The fourth time it happened, Minru finally lost it.
‘Will you stop it?’ she hissed, taking a rattling thermo out of her bag.
‘But I’m bored!’ the thermo protested in a squeaky voice. ‘it’s dark in here! I can hardly breathe!’
Minru didn’t buy it. ‘I’ve put salt in the water like you asked; don’t tell me you can’t manage simple shapeshifting. This is my office, not your Eastern Sea. If you make any more noise during the meeting, our deal is off. I will throw you into the gutters, where you can embrace real darkness.’
‘What deal? There is no deal! You are my ambassador now; you can’t throw me out!’ A tiny head poked out from under the thermo cap. If a horse and a serpent somehow fell madly in love with each other against all odds, their offspring would probably have something like this head; its sea green hide gleamed softly, but its round, golden eyes shined of something shrewd. They stared at Minru, who remained unmoved.
‘Tolerating your chatter is not an agreement to be your ambassador.’ She shrugged. ‘Now get back in there till the meeting’s finished.’
The golden eyes squinted in dissatisfaction. ‘You can’t do this to my honour! I am Man Quan, the Ninth Dragon Prince, god of wind and rain, resident–’
‘Save your CV for the next HR meeting.’ Minru apparently had no mercy or respect for the honour of the Dragons. ‘Oh wait, we don’t have any vacancy for weather forecast gods at the moment. Do you know what this means? It means I’m not interested.’
Man Quan glared mournfully at Minru, before retreating into the thermo. She heard them mutter something in a small voice before the cap fell back into place, which sounded rather like another list of titles and powers that they had been born with.

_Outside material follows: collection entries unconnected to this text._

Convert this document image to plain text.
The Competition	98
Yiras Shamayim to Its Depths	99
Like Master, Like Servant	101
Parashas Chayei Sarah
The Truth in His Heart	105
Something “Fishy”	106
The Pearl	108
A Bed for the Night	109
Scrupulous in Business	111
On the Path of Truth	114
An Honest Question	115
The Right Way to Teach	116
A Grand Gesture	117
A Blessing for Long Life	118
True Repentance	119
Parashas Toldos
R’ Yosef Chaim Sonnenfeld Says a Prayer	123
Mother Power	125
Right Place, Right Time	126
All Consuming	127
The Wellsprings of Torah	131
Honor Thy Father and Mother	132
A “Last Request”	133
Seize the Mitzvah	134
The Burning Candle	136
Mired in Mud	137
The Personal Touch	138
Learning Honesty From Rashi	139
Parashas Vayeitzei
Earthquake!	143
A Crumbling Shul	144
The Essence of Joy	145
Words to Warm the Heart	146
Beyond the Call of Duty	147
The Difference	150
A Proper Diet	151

Minru sighed and put the thermo back into her bag. The meeting was about to start, and people started to enter the conference room. It was one of those long, monotonous review meetings – the department directors dragged on and on, inciting very little interest in the audience with their presentations and even less with the occasional insertion of bawdy jokes. Nobody noticed anything unusual, such as a condensed version of a legendary creature currently hiding in the thermo of an employee. The bolder ones in the back rows had already started scrolling on their phones. Minru looked at the yawning faces around her, finally letting her own mind drift off for a moment.
It had started with some silly romantic notion of her teenage cousin’s. ‘Minru, will you bring me back the beautiful waves of the Eastern Sea when you go on your holiday? It will save me from many a heartbreak if I could own a small bowl of water that he, my one and only love, has once touched.’ The message made Minru cringe to the point that her face looked distorted, as she was perfectly certain this undying love was directed at a pop singer who happened to have filmed an episode of some reality show by the Eastern Sea. Minru didn’t want to encourage such silliness in her cousin, and promptly refused. However, when she was really facing the roaring waves of the ancient ocean, a most uncharacteristic impulse rose in her; the salty air was tingling with something old and thrilling, almost as familiar as kin.
In the end, she took a bottle of sea water from the beach, as well as a chattering pile of trouble.